Dans un métro bondé, un café, un open space — la confidentialité sur smartphone tient souvent à un réflexe : incliner l’écran, ou coller un film mat qui dégrade l’image. Avec le Galaxy S26 Ultra, Samsung tente autre chose : une solution matérielle, intégrée au panneau OLED, baptisée Privacy Display.
L’idée est simple à comprendre et difficile à industrialiser : vous voyez parfaitement, les autres voient flou.
Comment ça marche : Flex Magic Pixel, ou l’art de « diriger » la lumière
Le cœur du système s’appelle Flex Magic Pixel (FMP), une techno côté Samsung Display. Le principe repose sur deux « familles » de pixels qui n’émettent pas la lumière de la même manière :
- En usage normal, l’écran fonctionne avec un angle de vision large, comme n’importe quel OLED premium.
- En mode confidentialité, le panneau réduit volontairement la diffusion latérale : l’image reste lisible de face, mais devient difficile à distinguer dès qu’on s’écarte. Samsung décrit un effet de masquage à partir d’angles très faibles (autour de ~30° sur certaines démonstrations/explications).
Dit autrement, au lieu d’ajouter une couche « de confidentialité » externe, Samsung modifie la façon dont le panneau « projette » la lumière.

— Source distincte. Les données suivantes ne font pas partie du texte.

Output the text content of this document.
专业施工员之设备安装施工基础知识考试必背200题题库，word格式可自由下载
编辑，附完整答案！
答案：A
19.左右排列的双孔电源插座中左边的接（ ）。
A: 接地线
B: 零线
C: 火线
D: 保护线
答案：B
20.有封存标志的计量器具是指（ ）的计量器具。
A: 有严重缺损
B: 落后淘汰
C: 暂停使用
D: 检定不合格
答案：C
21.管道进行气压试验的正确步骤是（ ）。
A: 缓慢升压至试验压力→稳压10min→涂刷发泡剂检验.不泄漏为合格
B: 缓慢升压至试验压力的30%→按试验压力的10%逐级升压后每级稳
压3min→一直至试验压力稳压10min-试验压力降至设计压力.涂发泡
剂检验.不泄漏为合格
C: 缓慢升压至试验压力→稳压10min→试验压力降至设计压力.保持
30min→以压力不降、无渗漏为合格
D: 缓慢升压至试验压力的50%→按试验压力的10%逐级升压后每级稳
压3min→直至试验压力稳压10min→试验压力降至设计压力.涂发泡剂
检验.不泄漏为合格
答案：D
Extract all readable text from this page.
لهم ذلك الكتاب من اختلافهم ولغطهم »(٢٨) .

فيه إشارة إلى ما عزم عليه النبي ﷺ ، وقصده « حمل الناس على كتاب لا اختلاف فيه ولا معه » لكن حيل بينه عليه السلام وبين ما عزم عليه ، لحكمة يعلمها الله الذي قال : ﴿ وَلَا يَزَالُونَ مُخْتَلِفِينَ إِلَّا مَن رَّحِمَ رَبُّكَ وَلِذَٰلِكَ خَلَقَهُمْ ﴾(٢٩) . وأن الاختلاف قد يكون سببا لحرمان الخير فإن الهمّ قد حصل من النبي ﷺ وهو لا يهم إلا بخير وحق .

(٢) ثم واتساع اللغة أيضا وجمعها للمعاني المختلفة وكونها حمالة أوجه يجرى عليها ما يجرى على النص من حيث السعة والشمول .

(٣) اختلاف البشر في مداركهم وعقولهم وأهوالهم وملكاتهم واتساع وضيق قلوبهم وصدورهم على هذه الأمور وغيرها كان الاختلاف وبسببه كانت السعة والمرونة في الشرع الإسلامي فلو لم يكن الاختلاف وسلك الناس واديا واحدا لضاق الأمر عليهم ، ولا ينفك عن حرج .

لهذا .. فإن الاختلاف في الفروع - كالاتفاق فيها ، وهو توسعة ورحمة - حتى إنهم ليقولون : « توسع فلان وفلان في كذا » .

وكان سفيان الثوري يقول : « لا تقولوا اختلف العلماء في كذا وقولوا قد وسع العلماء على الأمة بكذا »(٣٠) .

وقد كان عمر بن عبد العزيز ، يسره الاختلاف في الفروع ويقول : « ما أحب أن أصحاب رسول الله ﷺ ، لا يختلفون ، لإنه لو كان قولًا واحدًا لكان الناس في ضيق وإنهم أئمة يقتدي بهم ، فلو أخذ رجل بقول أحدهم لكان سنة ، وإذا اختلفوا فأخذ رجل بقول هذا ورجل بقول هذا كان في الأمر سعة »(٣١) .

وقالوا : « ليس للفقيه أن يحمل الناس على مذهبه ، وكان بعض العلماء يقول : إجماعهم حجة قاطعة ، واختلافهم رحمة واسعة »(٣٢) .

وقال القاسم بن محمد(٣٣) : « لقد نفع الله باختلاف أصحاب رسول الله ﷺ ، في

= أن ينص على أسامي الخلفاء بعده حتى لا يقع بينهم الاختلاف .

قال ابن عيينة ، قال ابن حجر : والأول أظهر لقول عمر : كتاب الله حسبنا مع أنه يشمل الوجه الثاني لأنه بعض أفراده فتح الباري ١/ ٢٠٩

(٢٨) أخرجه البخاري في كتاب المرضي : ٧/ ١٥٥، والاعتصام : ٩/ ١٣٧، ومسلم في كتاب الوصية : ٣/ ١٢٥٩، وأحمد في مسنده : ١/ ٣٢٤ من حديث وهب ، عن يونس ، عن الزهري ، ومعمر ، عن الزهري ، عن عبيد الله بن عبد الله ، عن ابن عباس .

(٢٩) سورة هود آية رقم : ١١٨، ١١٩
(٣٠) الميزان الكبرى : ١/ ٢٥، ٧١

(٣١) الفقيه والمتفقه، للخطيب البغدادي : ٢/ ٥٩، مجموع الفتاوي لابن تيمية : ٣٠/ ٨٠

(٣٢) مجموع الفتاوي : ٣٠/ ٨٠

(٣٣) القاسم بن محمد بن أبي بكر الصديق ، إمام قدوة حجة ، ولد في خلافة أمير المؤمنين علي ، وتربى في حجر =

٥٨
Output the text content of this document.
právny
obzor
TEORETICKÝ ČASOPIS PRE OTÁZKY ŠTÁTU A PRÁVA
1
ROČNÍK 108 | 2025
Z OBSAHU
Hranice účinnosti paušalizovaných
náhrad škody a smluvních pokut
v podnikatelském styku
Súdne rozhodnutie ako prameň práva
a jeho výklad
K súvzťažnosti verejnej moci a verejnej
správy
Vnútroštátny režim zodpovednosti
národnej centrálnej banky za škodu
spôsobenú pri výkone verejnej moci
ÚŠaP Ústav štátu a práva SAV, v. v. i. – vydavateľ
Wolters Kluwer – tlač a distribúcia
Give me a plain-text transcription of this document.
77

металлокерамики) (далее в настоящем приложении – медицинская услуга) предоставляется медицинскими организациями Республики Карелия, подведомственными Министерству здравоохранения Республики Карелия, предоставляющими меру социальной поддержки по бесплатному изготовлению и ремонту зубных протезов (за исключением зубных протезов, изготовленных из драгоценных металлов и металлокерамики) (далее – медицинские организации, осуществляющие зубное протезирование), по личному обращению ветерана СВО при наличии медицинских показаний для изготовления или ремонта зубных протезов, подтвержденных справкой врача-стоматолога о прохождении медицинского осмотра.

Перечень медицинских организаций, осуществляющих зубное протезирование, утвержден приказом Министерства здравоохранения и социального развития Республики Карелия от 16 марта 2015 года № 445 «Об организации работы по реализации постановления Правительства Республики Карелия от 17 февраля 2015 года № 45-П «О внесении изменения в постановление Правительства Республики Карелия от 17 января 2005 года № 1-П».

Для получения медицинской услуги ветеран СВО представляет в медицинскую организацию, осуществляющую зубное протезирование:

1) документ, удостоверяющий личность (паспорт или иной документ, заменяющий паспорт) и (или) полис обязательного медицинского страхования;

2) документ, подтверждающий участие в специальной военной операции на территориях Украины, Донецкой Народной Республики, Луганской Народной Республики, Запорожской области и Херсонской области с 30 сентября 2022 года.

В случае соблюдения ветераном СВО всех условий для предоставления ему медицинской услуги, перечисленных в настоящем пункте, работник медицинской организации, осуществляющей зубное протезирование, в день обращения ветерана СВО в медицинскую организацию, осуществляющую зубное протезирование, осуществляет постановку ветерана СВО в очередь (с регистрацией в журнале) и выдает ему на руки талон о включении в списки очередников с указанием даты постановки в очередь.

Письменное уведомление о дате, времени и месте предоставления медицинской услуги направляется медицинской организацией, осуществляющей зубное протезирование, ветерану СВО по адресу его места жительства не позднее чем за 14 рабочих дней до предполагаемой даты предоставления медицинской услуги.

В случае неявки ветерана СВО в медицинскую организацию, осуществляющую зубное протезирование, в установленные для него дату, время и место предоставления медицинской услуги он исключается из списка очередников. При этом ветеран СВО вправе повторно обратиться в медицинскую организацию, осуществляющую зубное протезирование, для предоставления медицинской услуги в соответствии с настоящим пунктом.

Le duo Black Matrix + LEAD 2.0 : l’ingénierie derrière la magie
Samsung explique avoir renforcé cette logique avec une structure Black Matrix (une sorte de « barrière » multi-couche) pour mieux contrôler les fuites lumineuses et la séparation des sous-pixels.
Et surtout, Privacy Display s’appuie sur LEAD/LEAD 2.0, la plateforme OLED sans polariseur de Samsung Display (polarizer-free OCF). Le bénéfice annoncé : plus de luminosité et moins de consommation, puisque le polariseur — utile, mais énergivore — n’est plus requis de la même façon. Android Authority résume LEAD 2.0 comme l’intégration de FMP dans cette architecture OLED, avec l’objectif de limiter les compromis habituels.
« Confidentialité à la demande » : ce que Samsung promet, et ce que l’on a vu
Samsung présente Privacy Display comme un mode activable à la demande, « sans film » et sans dégrader l’écran quand il est désactivé. Sur le terrain, les premiers aperçus (unboxing/prise en main) suggèrent un contrôle assez direct, avec notamment un mode de protection maximale.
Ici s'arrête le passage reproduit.